Spectral characteristics and photosensitization of TiO₂ nanoparticles in reverse micelles by perylenes

We report on the photosensitization of titanium dioxide nanoparticles (TiO₂ NPs) synthesized inside AOT (bis(2-ethylhexyl) sulfosuccinate sodium salt) reverse micelles following photoexcitation of perylene derivatives with dicarboxylate anchoring groups.
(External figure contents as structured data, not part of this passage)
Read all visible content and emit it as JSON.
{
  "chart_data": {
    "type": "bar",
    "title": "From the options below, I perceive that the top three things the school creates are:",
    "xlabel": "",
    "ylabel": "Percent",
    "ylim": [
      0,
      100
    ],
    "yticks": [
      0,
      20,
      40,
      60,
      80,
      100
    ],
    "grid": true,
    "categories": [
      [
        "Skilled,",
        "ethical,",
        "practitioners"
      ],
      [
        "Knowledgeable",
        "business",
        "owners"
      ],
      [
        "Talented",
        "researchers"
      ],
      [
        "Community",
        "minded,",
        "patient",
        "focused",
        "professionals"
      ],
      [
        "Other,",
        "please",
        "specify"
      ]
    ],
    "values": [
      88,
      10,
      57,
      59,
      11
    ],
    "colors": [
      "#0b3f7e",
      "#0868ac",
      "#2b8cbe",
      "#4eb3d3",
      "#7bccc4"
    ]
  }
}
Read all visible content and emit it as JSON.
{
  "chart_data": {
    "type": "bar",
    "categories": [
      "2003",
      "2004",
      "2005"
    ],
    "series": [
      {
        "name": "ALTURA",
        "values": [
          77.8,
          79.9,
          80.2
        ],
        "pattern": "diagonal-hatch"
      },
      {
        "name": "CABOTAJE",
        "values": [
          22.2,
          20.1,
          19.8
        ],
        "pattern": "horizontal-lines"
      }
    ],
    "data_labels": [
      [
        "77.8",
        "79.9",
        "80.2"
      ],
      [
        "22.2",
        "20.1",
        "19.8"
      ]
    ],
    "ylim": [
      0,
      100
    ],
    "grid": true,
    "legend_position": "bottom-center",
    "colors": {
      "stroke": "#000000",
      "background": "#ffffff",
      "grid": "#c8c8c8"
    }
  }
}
The dyes, 1,7-dibromoperylene-3,4,9,10- tetracarboxy dianhydride (1), 1,7-dipyrrolidinylperylene-3,4,9,10-tetracarboxy dianhydride (2), and 1,7-bis(4-tert-butylphenyloxy)perylene-3,4,9,10- tetracarboxy dianhydride (3), have considerably different driving forces for photoinduced electron injection into the TiO₂ conduction band, as estimated by electrochemical measurements and quantum mechanical calculations. Fluorescence anisotropy measurements indicate that dyes 1 and 2 are preferentially solubilized in the micellar structure, creating a relatively large local concentration that favors the attachment of the dye to the TiO ₂ surface. The binding process was followed by monitoring the hypsochromic shift of the dye absorption spectra over time for 1 and 2. Photoinduced electron transfer from the singlet excited state of 1 and 2 to the TiO₂ conduction band (CB) is indicated by emission quenching of the TiO₂-bound form of the dyes and confirmed by transient absorption measurements of the radical cation of the dyes and free carriers (injected electrons) in the TiO₂ semiconductor. Steady state and transient spectroscopy indicate that dye 3 does not bind to the TiO₂ NPs and does not photosensitize the semiconductor. This observation was rationalized as a consequence of the bulky t-butylphenyloxy groups which create a strong steric impediment for deep access of the dye within the micelle structure to reach the semiconductor oxide surface.